# Equity-and-ETF-Global-News-Sentiment-Analysis-R-Python
![Screenshot 2023-12-22 041613](https://github.com/kantrishav/Equity-and-ETF-Global-News-Sentiment-Analysis-R-Python/assets/28995985/64d5732c-9160-4034-b530-9798eba00175)
More than eight-in-ten U.S. adults (86%) say they get news from a smartphone, computer or tablet. Stock news and editorials are one of the biggest source of information on companies financials , goals , outreach , environment commitment , downsides and many more attributes. An attentive investor wants to read as many editorial and news blogs on their favorite equities , ETFs or any other assest and debt class.
Mostly , a average person can read maximun 3-5 news blogs daily.
As a human it is difficult to read all news available on internet before taking any market decision.
Hence , the idea of StockIQ , a simple sentiment analysis model that capture all the news website according to a reader choice and provide them a visual alternative i.e news in form of vizualisation.
The project consists of 4 Parts:
1 : Searching all news websites link according to user choice of companies.(Python is Used For This Process)

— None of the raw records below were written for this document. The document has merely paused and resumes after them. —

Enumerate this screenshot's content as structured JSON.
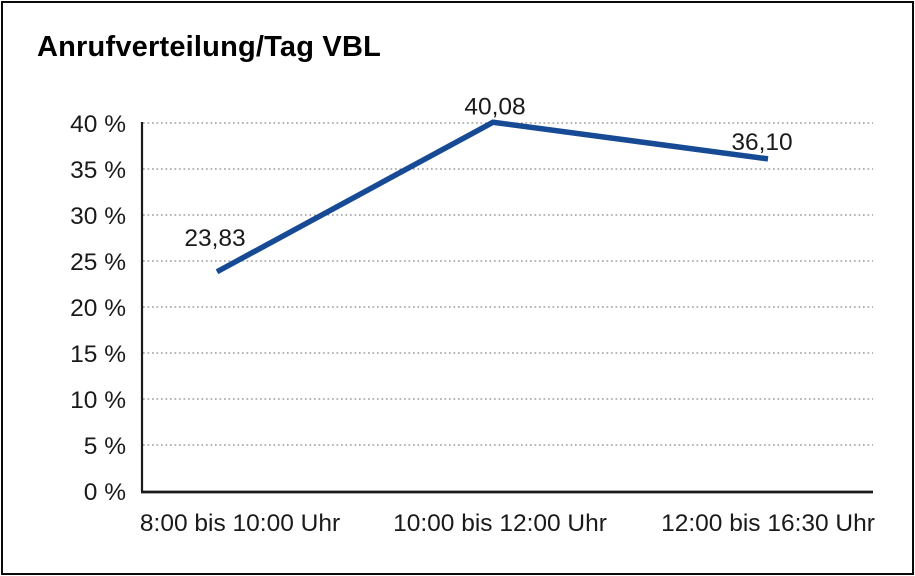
{
  "chart": {
    "title": "Anrufverteilung/Tag VBL"
  },
  "chart_data": {
    "type": "line",
    "title": "Anrufverteilung/Tag VBL",
    "categories": [
      "8:00 bis 10:00 Uhr",
      "10:00 bis 12:00 Uhr",
      "12:00 bis 16:30 Uhr"
    ],
    "values": [
      23.83,
      40.08,
      36.1
    ],
    "point_labels": [
      "23,83",
      "40,08",
      "36,10"
    ],
    "y_tick_labels": [
      "0 %",
      "5 %",
      "10 %",
      "15 %",
      "20 %",
      "25 %",
      "30 %",
      "35 %",
      "40 %"
    ],
    "y_tick_step": 5,
    "ylim": [
      0,
      40
    ],
    "xlabel": "",
    "ylabel": "",
    "legend": "none",
    "grid": "horizontal-dotted",
    "line_color": "#164a94",
    "axis_color": "#1a1a1a",
    "grid_color": "#8a8a8a",
    "text_color": "#1a1a1a",
    "background_color": "#ffffff",
    "border_color": "#0a0a0a"
  }
}
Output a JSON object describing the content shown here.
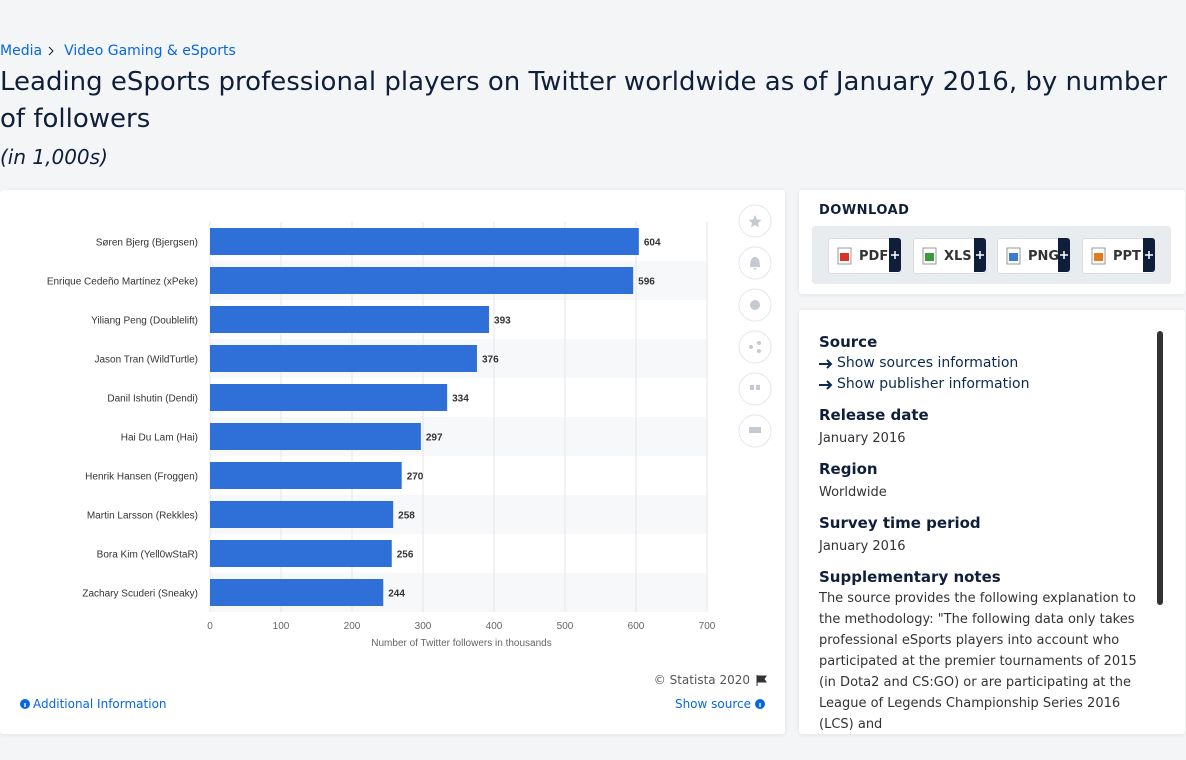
{
  "breadcrumb": [
    "Media",
    "Video Gaming & eSports"
  ],
  "title": "Leading eSports professional players on Twitter worldwide as of January 2016, by number of followers",
  "subtitle": "(in 1,000s)",
  "chart_data": {
    "type": "hbar",
    "categories": [
      "Søren Bjerg (Bjergsen)",
      "Enrique Cedeño Martínez (xPeke)",
      "Yiliang Peng (Doublelift)",
      "Jason Tran (WildTurtle)",
      "Danil Ishutin (Dendi)",
      "Hai Du Lam (Hai)",
      "Henrik Hansen (Froggen)",
      "Martin Larsson (Rekkles)",
      "Bora Kim (Yell0wStaR)",
      "Zachary Scuderi (Sneaky)"
    ],
    "values": [
      604,
      596,
      393,
      376,
      334,
      297,
      270,
      258,
      256,
      244
    ],
    "color": "#2e6fd8",
    "xlim": [
      0,
      700
    ],
    "xticks": [
      0,
      100,
      200,
      300,
      400,
      500,
      600,
      700
    ],
    "x_label": "Number of Twitter followers in thousands",
    "grid": true
  },
  "chart_footer": {
    "copyright": "© Statista 2020",
    "additional": "Additional Information",
    "show_source": "Show source"
  },
  "download": {
    "heading": "DOWNLOAD",
    "formats": [
      "PDF",
      "XLS",
      "PNG",
      "PPT"
    ]
  },
  "details": {
    "source": {
      "label": "Source",
      "links": [
        "Show sources information",
        "Show publisher information"
      ]
    },
    "items": [
      {
        "label": "Release date",
        "value": "January 2016"
      },
      {
        "label": "Region",
        "value": "Worldwide"
      },
      {
        "label": "Survey time period",
        "value": "January 2016"
      }
    ],
    "notes": {
      "label": "Supplementary notes",
      "text": "The source provides the following explanation to the methodology: \"The following data only takes professional eSports players into account who participated at the premier tournaments of 2015 (in Dota2 and CS:GO) or are participating at the League of Legends Championship Series 2016 (LCS) and"
    }
  }
}
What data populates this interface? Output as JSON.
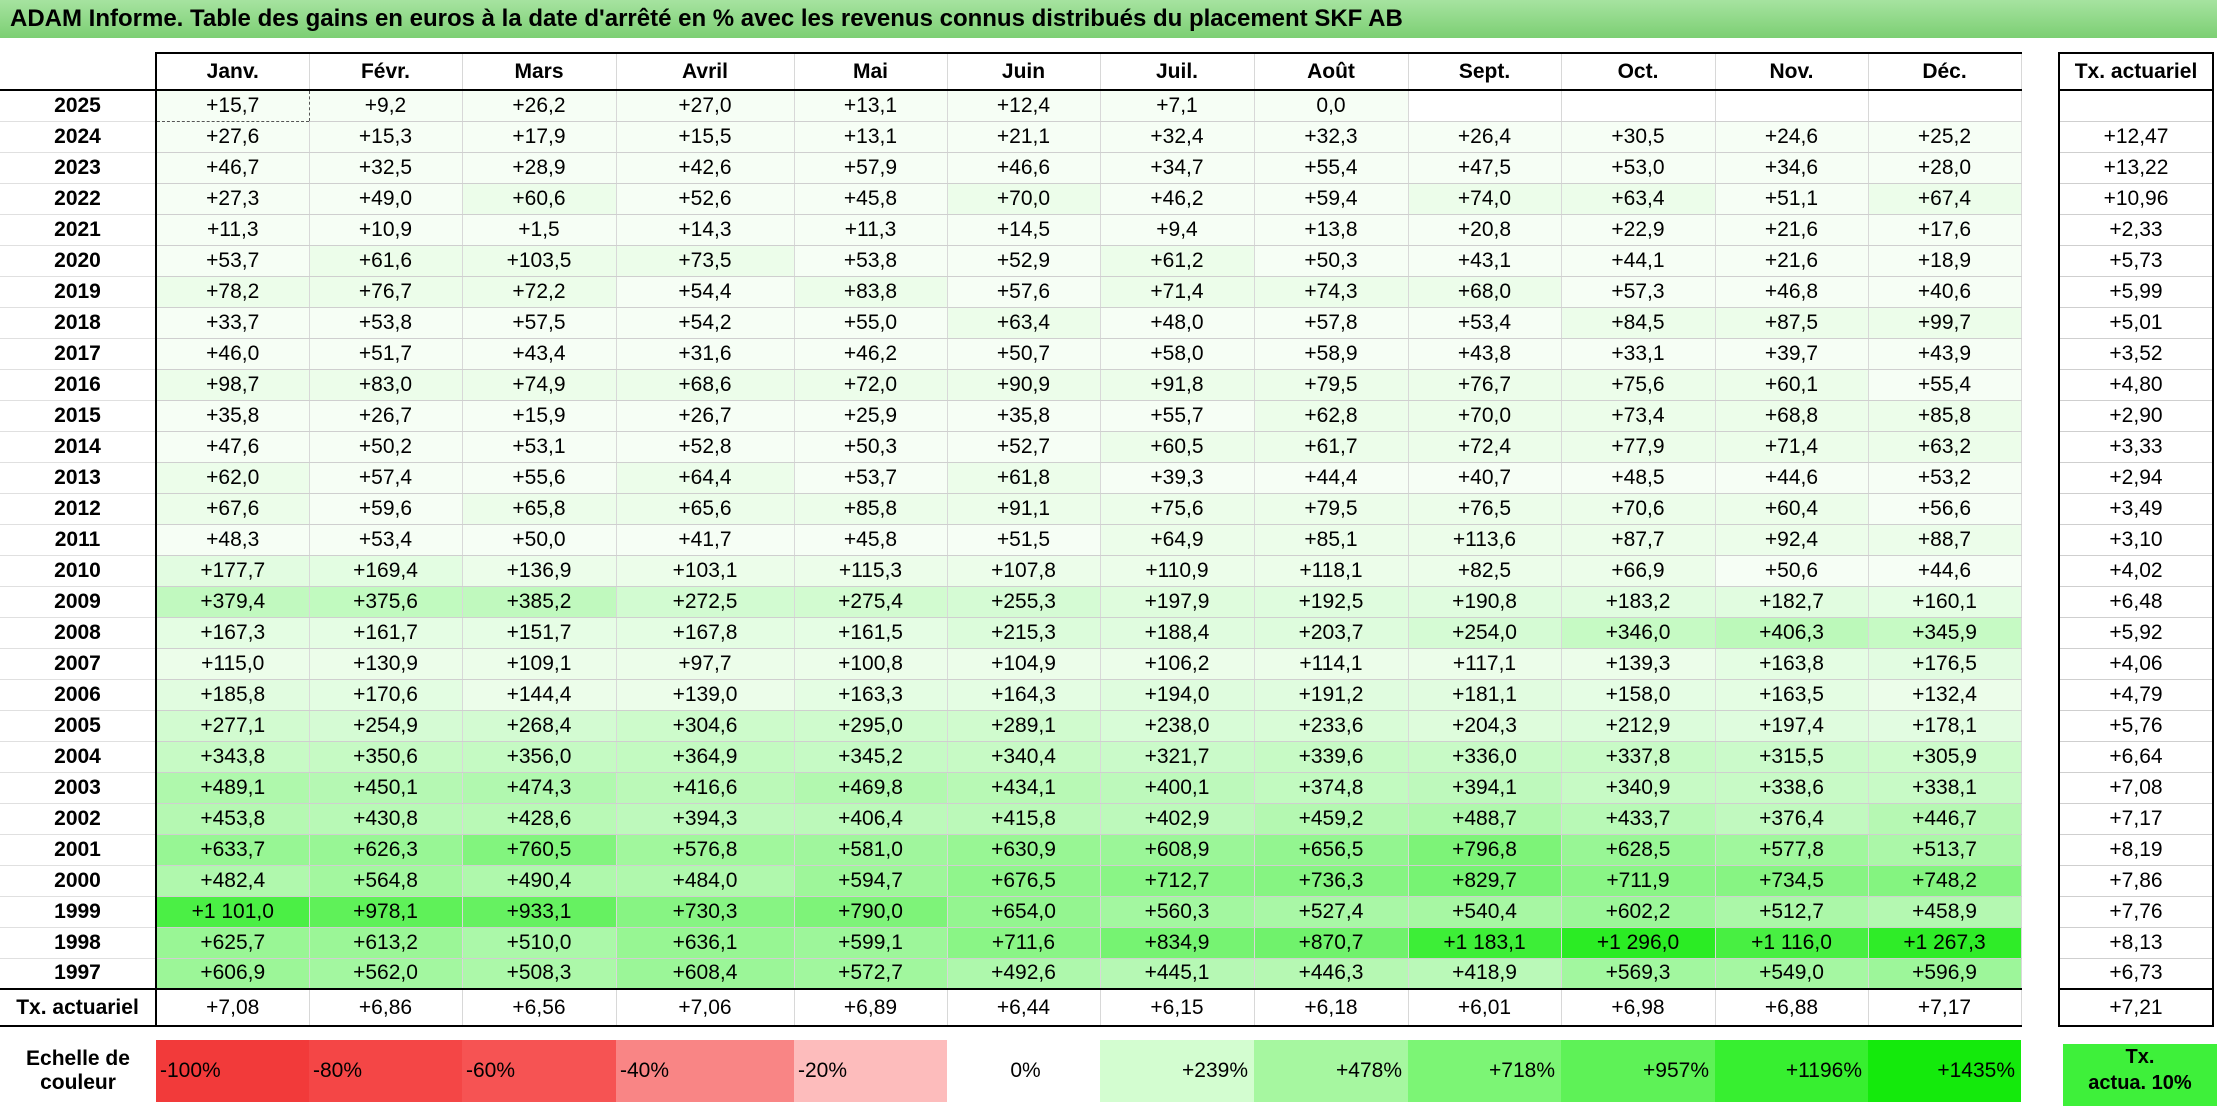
{
  "title": "ADAM Informe. Table des gains en euros à la date d'arrêté en % avec les revenus connus distribués du placement SKF AB",
  "months": [
    "Janv.",
    "Févr.",
    "Mars",
    "Avril",
    "Mai",
    "Juin",
    "Juil.",
    "Août",
    "Sept.",
    "Oct.",
    "Nov.",
    "Déc."
  ],
  "tx_header": "Tx. actuariel",
  "rows": [
    {
      "year": "2025",
      "values": [
        "+15,7",
        "+9,2",
        "+26,2",
        "+27,0",
        "+13,1",
        "+12,4",
        "+7,1",
        "0,0",
        "",
        "",
        "",
        ""
      ],
      "tx": ""
    },
    {
      "year": "2024",
      "values": [
        "+27,6",
        "+15,3",
        "+17,9",
        "+15,5",
        "+13,1",
        "+21,1",
        "+32,4",
        "+32,3",
        "+26,4",
        "+30,5",
        "+24,6",
        "+25,2"
      ],
      "tx": "+12,47"
    },
    {
      "year": "2023",
      "values": [
        "+46,7",
        "+32,5",
        "+28,9",
        "+42,6",
        "+57,9",
        "+46,6",
        "+34,7",
        "+55,4",
        "+47,5",
        "+53,0",
        "+34,6",
        "+28,0"
      ],
      "tx": "+13,22"
    },
    {
      "year": "2022",
      "values": [
        "+27,3",
        "+49,0",
        "+60,6",
        "+52,6",
        "+45,8",
        "+70,0",
        "+46,2",
        "+59,4",
        "+74,0",
        "+63,4",
        "+51,1",
        "+67,4"
      ],
      "tx": "+10,96"
    },
    {
      "year": "2021",
      "values": [
        "+11,3",
        "+10,9",
        "+1,5",
        "+14,3",
        "+11,3",
        "+14,5",
        "+9,4",
        "+13,8",
        "+20,8",
        "+22,9",
        "+21,6",
        "+17,6"
      ],
      "tx": "+2,33"
    },
    {
      "year": "2020",
      "values": [
        "+53,7",
        "+61,6",
        "+103,5",
        "+73,5",
        "+53,8",
        "+52,9",
        "+61,2",
        "+50,3",
        "+43,1",
        "+44,1",
        "+21,6",
        "+18,9"
      ],
      "tx": "+5,73"
    },
    {
      "year": "2019",
      "values": [
        "+78,2",
        "+76,7",
        "+72,2",
        "+54,4",
        "+83,8",
        "+57,6",
        "+71,4",
        "+74,3",
        "+68,0",
        "+57,3",
        "+46,8",
        "+40,6"
      ],
      "tx": "+5,99"
    },
    {
      "year": "2018",
      "values": [
        "+33,7",
        "+53,8",
        "+57,5",
        "+54,2",
        "+55,0",
        "+63,4",
        "+48,0",
        "+57,8",
        "+53,4",
        "+84,5",
        "+87,5",
        "+99,7"
      ],
      "tx": "+5,01"
    },
    {
      "year": "2017",
      "values": [
        "+46,0",
        "+51,7",
        "+43,4",
        "+31,6",
        "+46,2",
        "+50,7",
        "+58,0",
        "+58,9",
        "+43,8",
        "+33,1",
        "+39,7",
        "+43,9"
      ],
      "tx": "+3,52"
    },
    {
      "year": "2016",
      "values": [
        "+98,7",
        "+83,0",
        "+74,9",
        "+68,6",
        "+72,0",
        "+90,9",
        "+91,8",
        "+79,5",
        "+76,7",
        "+75,6",
        "+60,1",
        "+55,4"
      ],
      "tx": "+4,80"
    },
    {
      "year": "2015",
      "values": [
        "+35,8",
        "+26,7",
        "+15,9",
        "+26,7",
        "+25,9",
        "+35,8",
        "+55,7",
        "+62,8",
        "+70,0",
        "+73,4",
        "+68,8",
        "+85,8"
      ],
      "tx": "+2,90"
    },
    {
      "year": "2014",
      "values": [
        "+47,6",
        "+50,2",
        "+53,1",
        "+52,8",
        "+50,3",
        "+52,7",
        "+60,5",
        "+61,7",
        "+72,4",
        "+77,9",
        "+71,4",
        "+63,2"
      ],
      "tx": "+3,33"
    },
    {
      "year": "2013",
      "values": [
        "+62,0",
        "+57,4",
        "+55,6",
        "+64,4",
        "+53,7",
        "+61,8",
        "+39,3",
        "+44,4",
        "+40,7",
        "+48,5",
        "+44,6",
        "+53,2"
      ],
      "tx": "+2,94"
    },
    {
      "year": "2012",
      "values": [
        "+67,6",
        "+59,6",
        "+65,8",
        "+65,6",
        "+85,8",
        "+91,1",
        "+75,6",
        "+79,5",
        "+76,5",
        "+70,6",
        "+60,4",
        "+56,6"
      ],
      "tx": "+3,49"
    },
    {
      "year": "2011",
      "values": [
        "+48,3",
        "+53,4",
        "+50,0",
        "+41,7",
        "+45,8",
        "+51,5",
        "+64,9",
        "+85,1",
        "+113,6",
        "+87,7",
        "+92,4",
        "+88,7"
      ],
      "tx": "+3,10"
    },
    {
      "year": "2010",
      "values": [
        "+177,7",
        "+169,4",
        "+136,9",
        "+103,1",
        "+115,3",
        "+107,8",
        "+110,9",
        "+118,1",
        "+82,5",
        "+66,9",
        "+50,6",
        "+44,6"
      ],
      "tx": "+4,02"
    },
    {
      "year": "2009",
      "values": [
        "+379,4",
        "+375,6",
        "+385,2",
        "+272,5",
        "+275,4",
        "+255,3",
        "+197,9",
        "+192,5",
        "+190,8",
        "+183,2",
        "+182,7",
        "+160,1"
      ],
      "tx": "+6,48"
    },
    {
      "year": "2008",
      "values": [
        "+167,3",
        "+161,7",
        "+151,7",
        "+167,8",
        "+161,5",
        "+215,3",
        "+188,4",
        "+203,7",
        "+254,0",
        "+346,0",
        "+406,3",
        "+345,9"
      ],
      "tx": "+5,92"
    },
    {
      "year": "2007",
      "values": [
        "+115,0",
        "+130,9",
        "+109,1",
        "+97,7",
        "+100,8",
        "+104,9",
        "+106,2",
        "+114,1",
        "+117,1",
        "+139,3",
        "+163,8",
        "+176,5"
      ],
      "tx": "+4,06"
    },
    {
      "year": "2006",
      "values": [
        "+185,8",
        "+170,6",
        "+144,4",
        "+139,0",
        "+163,3",
        "+164,3",
        "+194,0",
        "+191,2",
        "+181,1",
        "+158,0",
        "+163,5",
        "+132,4"
      ],
      "tx": "+4,79"
    },
    {
      "year": "2005",
      "values": [
        "+277,1",
        "+254,9",
        "+268,4",
        "+304,6",
        "+295,0",
        "+289,1",
        "+238,0",
        "+233,6",
        "+204,3",
        "+212,9",
        "+197,4",
        "+178,1"
      ],
      "tx": "+5,76"
    },
    {
      "year": "2004",
      "values": [
        "+343,8",
        "+350,6",
        "+356,0",
        "+364,9",
        "+345,2",
        "+340,4",
        "+321,7",
        "+339,6",
        "+336,0",
        "+337,8",
        "+315,5",
        "+305,9"
      ],
      "tx": "+6,64"
    },
    {
      "year": "2003",
      "values": [
        "+489,1",
        "+450,1",
        "+474,3",
        "+416,6",
        "+469,8",
        "+434,1",
        "+400,1",
        "+374,8",
        "+394,1",
        "+340,9",
        "+338,6",
        "+338,1"
      ],
      "tx": "+7,08"
    },
    {
      "year": "2002",
      "values": [
        "+453,8",
        "+430,8",
        "+428,6",
        "+394,3",
        "+406,4",
        "+415,8",
        "+402,9",
        "+459,2",
        "+488,7",
        "+433,7",
        "+376,4",
        "+446,7"
      ],
      "tx": "+7,17"
    },
    {
      "year": "2001",
      "values": [
        "+633,7",
        "+626,3",
        "+760,5",
        "+576,8",
        "+581,0",
        "+630,9",
        "+608,9",
        "+656,5",
        "+796,8",
        "+628,5",
        "+577,8",
        "+513,7"
      ],
      "tx": "+8,19"
    },
    {
      "year": "2000",
      "values": [
        "+482,4",
        "+564,8",
        "+490,4",
        "+484,0",
        "+594,7",
        "+676,5",
        "+712,7",
        "+736,3",
        "+829,7",
        "+711,9",
        "+734,5",
        "+748,2"
      ],
      "tx": "+7,86"
    },
    {
      "year": "1999",
      "values": [
        "+1 101,0",
        "+978,1",
        "+933,1",
        "+730,3",
        "+790,0",
        "+654,0",
        "+560,3",
        "+527,4",
        "+540,4",
        "+602,2",
        "+512,7",
        "+458,9"
      ],
      "tx": "+7,76"
    },
    {
      "year": "1998",
      "values": [
        "+625,7",
        "+613,2",
        "+510,0",
        "+636,1",
        "+599,1",
        "+711,6",
        "+834,9",
        "+870,7",
        "+1 183,1",
        "+1 296,0",
        "+1 116,0",
        "+1 267,3"
      ],
      "tx": "+8,13"
    },
    {
      "year": "1997",
      "values": [
        "+606,9",
        "+562,0",
        "+508,3",
        "+608,4",
        "+572,7",
        "+492,6",
        "+445,1",
        "+446,3",
        "+418,9",
        "+569,3",
        "+549,0",
        "+596,9"
      ],
      "tx": "+6,73"
    }
  ],
  "footer": {
    "label": "Tx. actuariel",
    "values": [
      "+7,08",
      "+6,86",
      "+6,56",
      "+7,06",
      "+6,89",
      "+6,44",
      "+6,15",
      "+6,18",
      "+6,01",
      "+6,98",
      "+6,88",
      "+7,17"
    ],
    "tx": "+7,21"
  },
  "scale": {
    "label_line1": "Echelle de",
    "label_line2": "couleur",
    "cells": [
      {
        "label": "-100%",
        "color": "#f23a3a"
      },
      {
        "label": "-80%",
        "color": "#f44646"
      },
      {
        "label": "-60%",
        "color": "#f65353"
      },
      {
        "label": "-40%",
        "color": "#f98585"
      },
      {
        "label": "-20%",
        "color": "#fdbcbc"
      },
      {
        "label": "0%",
        "color": "#ffffff"
      },
      {
        "label": "+239%",
        "color": "#d3fdd0"
      },
      {
        "label": "+478%",
        "color": "#a6f7a0"
      },
      {
        "label": "+718%",
        "color": "#7cf575"
      },
      {
        "label": "+957%",
        "color": "#5ef257"
      },
      {
        "label": "+1196%",
        "color": "#37ef30"
      },
      {
        "label": "+1435%",
        "color": "#14ea0c"
      }
    ],
    "tx_line1": "Tx.",
    "tx_line2": "actua. 10%",
    "tx_color": "#3ef03a"
  }
}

2 : Extracting content from each website and saving it in a data structure.(R is Used For This Process)
3: Analyzing the extracted courpus and performing , Unigram , Bi-gram and N-gram , tf-idf analysis (R is Used)
4: Visualizing the analysis using ggplot2 , shiny and plotly. (R is Used For This Process)
One crucial aspect of this model is the incorporation of the Affin lexicon, a powerful tool in natural language processing. The Affin lexicon, short for Affective Norms for English Words, provides a comprehensive sentiment analysis framework by assigning sentiment scores to words based on their emotional connotations. Integrating this lexicon into the model enhances its ability to capture nuances in language, enabling a more accurate understanding of sentiment within the context of financial news.
The R block code is also built to tackle non-working website that can't be scrapped. Websites which passes via this block is used for generating insights.
#Step 1: Data Collection
Package Installation: The required R packages (textdata, tidyRSS, rvest, urltools, tibble, tidytext, dplyr, ggplot2, cowplot, wordcloud2) are installed.
Library Loading: The necessary libraries are loaded into the R environment.
Data Loading: The code reads a CSV file named "data_file.csv" containing news links related to the QQQ ETF.
Web Scraping Loop: The code iterates through each news link, attempts to fetch the HTML content, and checks for successful retrieval. If successful, it prints "success" and records the URL, status ("Pass"), and the number of paragraphs in the news article. If unsuccessful, it prints an error message and records the URL, status ("Fail"), and 0 for the number of paragraphs.
#Step 2: Data Processing and Sentiment Analysis
Filtering: URLs with a status of "Pass" and a positive number of paragraphs are retained.
Loop for Sentiment Analysis: For each retained URL, the code extracts the domain name, reads the HTML content, and processes the paragraphs.
Text Processing: The paragraphs are tokenized, filtered for stop words, and sentiment analysis is performed using the Bing and Afinn lexicons.
Data Aggregation: The results of sentiment analysis are aggregated and visualized using ggplot2.
#Step 3: Visualizations
Domain Frequency: The frequency of each domain is calculated and visualized.
Overall Sentiment Density Curve: Histogram and density plots visualize the overall sentiment scores.
Global Media Sentiment: Bar plots depict the sentiment distribution across different media sources.
Word Cloud: A word cloud is generated based on the frequency of domain names.
Final Visualization: The plot_grid function combines all the visualizations into a single display for easy interpretation.